Liberty Broadband and A/N

Under the terms of the Amended and Restated Stockholders Agreement among Charter, Liberty Broadband and A/N, dated as of May 23, 2015 (as amended, the “Stockholders Agreement”), the number of Charter’s directors is fixed at 13. Two designees selected by A/N are members of the board of directors of Charter and three designees selected by Liberty Broadband are members of Charter's Board of Directors. The remaining eight directors are not designated by either A/N or Liberty Broadband. Each of A/N and Liberty Broadband is entitled to nominate at least one director to each of the committees of Charter’s Board of Directors, subject to applicable stock exchange listing rules and certain specified voting or equity ownership thresholds for each of A/N and Liberty Broadband, and provided that the Nominating and Corporate Governance Committee and the Compensation and Benefit Committee each have at least a majority of directors independent from A/N, Liberty Broadband and Charter (referred to as the “unaffiliated directors”). Each of the Nominating and Corporate Governance Committee and the Compensation and Benefits Committee is currently comprised of three unaffiliated directors and one designee of each of A/N and Liberty Broadband. A/N and Liberty Broadband also have certain other committee designation and governance rights. Pursuant to the terms of Mr. Thomas Rutledge’s employment agreement, Mr. Rutledge stepped down from his position as the Executive Chairman of the Company and the Board of Directors at the end of his employment term on November 30, 2023, but continues to serve as a director emeritus. In conjunction with Mr. Rutledge’s retirement from the Board of Directors, Mr.
Christopher Winfrey was appointed to the Board of Directors effective November 30, 2023 to fill the vacancy resulting from Mr. Rutledge’s resignation. Mr. Eric Zinterhofer was appointed as Non-Executive Chairman of the Board of Directors effective November 30, 2023 upon the retirement of Mr. Rutledge as Executive Chairman.

In December 2016, Charter and A/N entered into a letter agreement, as amended in December 2017 (the “A/N Letter Agreement”) that requires A/N to sell to Charter or to Charter Holdings, on a monthly basis, a number of shares of Charter Class A common stock or Charter Holdings common units that represents a pro rata participation by A/N and its affiliates in any repurchases of shares of Charter Class A common stock from persons other than A/N effected by Charter during the immediately preceding calendar month, at a purchase price equal to the average price paid by Charter for the shares repurchased from persons other than A/N during such immediately preceding calendar month. A/N and Charter both have the right to terminate or suspend the pro rata repurchase arrangement on a prospective basis. Pursuant to the TRA between Charter and A/N, Charter must pay to A/N 50% of the tax benefit when realized by Charter from the step-up in tax basis resulting from any future exchange or sale of the common units. See Note 17 for more information.

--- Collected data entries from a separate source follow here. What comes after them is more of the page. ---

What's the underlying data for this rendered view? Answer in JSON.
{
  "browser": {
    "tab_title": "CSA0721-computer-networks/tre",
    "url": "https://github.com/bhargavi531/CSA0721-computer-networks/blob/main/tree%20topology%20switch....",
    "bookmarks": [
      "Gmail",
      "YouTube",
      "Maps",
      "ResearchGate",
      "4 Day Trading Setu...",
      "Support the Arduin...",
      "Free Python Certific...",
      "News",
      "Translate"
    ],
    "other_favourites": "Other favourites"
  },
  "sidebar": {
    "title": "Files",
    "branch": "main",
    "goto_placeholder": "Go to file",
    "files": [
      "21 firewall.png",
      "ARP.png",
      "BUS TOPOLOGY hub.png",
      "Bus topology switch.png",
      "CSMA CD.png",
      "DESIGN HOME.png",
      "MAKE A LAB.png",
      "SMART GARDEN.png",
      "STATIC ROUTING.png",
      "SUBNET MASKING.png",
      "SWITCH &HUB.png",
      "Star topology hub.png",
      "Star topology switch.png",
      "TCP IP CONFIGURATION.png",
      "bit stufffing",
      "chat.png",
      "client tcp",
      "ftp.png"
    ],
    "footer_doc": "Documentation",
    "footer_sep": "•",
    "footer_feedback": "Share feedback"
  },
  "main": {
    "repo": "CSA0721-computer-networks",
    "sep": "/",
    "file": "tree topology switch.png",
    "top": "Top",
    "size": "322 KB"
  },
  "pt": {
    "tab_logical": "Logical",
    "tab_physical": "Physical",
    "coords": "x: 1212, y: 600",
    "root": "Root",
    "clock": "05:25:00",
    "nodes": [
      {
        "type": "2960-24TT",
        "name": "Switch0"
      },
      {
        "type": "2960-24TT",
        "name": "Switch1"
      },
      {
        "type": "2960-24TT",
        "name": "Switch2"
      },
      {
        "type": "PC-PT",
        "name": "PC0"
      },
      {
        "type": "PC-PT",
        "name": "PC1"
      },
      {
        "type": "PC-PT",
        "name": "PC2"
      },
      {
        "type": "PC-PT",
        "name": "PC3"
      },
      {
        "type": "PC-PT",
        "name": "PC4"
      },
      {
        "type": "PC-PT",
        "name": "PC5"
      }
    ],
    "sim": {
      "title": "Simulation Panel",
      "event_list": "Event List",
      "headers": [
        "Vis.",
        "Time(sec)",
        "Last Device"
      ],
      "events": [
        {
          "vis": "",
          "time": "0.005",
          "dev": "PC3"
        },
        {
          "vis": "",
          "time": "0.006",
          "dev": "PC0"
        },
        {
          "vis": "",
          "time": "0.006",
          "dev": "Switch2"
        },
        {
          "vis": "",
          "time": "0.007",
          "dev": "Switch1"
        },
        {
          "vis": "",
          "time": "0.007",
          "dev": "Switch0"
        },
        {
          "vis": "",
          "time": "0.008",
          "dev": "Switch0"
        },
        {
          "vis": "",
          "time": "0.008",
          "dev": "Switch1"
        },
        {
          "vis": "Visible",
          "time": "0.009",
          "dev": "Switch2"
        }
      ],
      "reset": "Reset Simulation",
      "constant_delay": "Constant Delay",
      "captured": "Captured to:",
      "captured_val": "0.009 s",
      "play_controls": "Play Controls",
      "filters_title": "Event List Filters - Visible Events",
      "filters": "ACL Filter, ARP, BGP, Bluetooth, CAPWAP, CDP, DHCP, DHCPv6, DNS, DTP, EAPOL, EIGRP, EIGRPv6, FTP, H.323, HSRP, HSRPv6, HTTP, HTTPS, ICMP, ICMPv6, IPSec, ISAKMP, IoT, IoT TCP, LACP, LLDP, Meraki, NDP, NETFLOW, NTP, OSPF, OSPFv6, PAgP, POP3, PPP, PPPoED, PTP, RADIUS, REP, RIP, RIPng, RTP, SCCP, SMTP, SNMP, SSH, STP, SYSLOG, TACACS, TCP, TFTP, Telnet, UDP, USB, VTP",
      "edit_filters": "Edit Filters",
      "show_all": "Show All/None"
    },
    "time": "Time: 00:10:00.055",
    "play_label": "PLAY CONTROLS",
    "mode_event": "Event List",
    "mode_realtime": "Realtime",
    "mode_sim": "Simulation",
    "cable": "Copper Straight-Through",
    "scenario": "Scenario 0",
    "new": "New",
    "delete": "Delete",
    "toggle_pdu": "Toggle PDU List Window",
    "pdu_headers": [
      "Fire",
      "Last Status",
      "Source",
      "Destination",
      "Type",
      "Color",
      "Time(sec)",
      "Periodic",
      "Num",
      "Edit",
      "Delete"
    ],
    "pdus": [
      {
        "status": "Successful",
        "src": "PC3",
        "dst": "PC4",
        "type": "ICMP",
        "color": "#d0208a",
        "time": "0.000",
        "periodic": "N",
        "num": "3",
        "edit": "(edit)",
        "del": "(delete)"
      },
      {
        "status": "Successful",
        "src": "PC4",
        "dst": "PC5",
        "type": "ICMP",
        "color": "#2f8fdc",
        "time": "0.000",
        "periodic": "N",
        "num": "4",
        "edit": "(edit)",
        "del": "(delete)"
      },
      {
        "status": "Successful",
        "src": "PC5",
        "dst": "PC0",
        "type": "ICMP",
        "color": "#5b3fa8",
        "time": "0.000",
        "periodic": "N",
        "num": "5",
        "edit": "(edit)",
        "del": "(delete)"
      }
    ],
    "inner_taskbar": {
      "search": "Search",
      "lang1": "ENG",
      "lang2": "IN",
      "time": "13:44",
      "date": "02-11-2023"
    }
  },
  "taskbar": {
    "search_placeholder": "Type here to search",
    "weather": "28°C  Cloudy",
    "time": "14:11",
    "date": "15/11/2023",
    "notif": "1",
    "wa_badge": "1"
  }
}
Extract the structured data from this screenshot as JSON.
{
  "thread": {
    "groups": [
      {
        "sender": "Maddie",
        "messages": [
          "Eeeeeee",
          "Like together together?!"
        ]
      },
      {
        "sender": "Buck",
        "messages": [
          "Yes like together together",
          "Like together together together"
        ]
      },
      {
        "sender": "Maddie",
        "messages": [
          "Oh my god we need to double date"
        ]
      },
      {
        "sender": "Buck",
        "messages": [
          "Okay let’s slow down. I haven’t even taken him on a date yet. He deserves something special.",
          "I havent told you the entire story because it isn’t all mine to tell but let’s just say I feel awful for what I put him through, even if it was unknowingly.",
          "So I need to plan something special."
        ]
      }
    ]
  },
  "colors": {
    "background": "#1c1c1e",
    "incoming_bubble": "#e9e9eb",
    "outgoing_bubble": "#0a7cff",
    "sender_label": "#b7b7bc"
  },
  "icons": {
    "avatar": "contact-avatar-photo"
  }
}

In February 2021, Charter and Liberty Broadband entered into a letter agreement (the “LBB Letter Agreement”). The LBB Letter Agreement implements Liberty Broadband’s obligations under the Stockholders Agreement to participate in share repurchases by Charter. Under the LBB Letter Agreement, Liberty Broadband will sell to Charter, generally on a monthly basis, a number of shares of Charter Class A common stock representing an amount sufficient for Liberty Broadband’s ownership of Charter to be reduced such that it does not exceed the ownership cap then applicable to Liberty Broadband under the Stockholders Agreement at a purchase price per share equal to the volume weighted average price per share paid by Charter for shares repurchased during such immediately preceding calendar month other than (i) purchases from A/N, (ii) purchases in privately negotiated transactions or (iii) purchases for the withholding of shares of Charter Class A common stock pursuant to equity compensation programs of Charter.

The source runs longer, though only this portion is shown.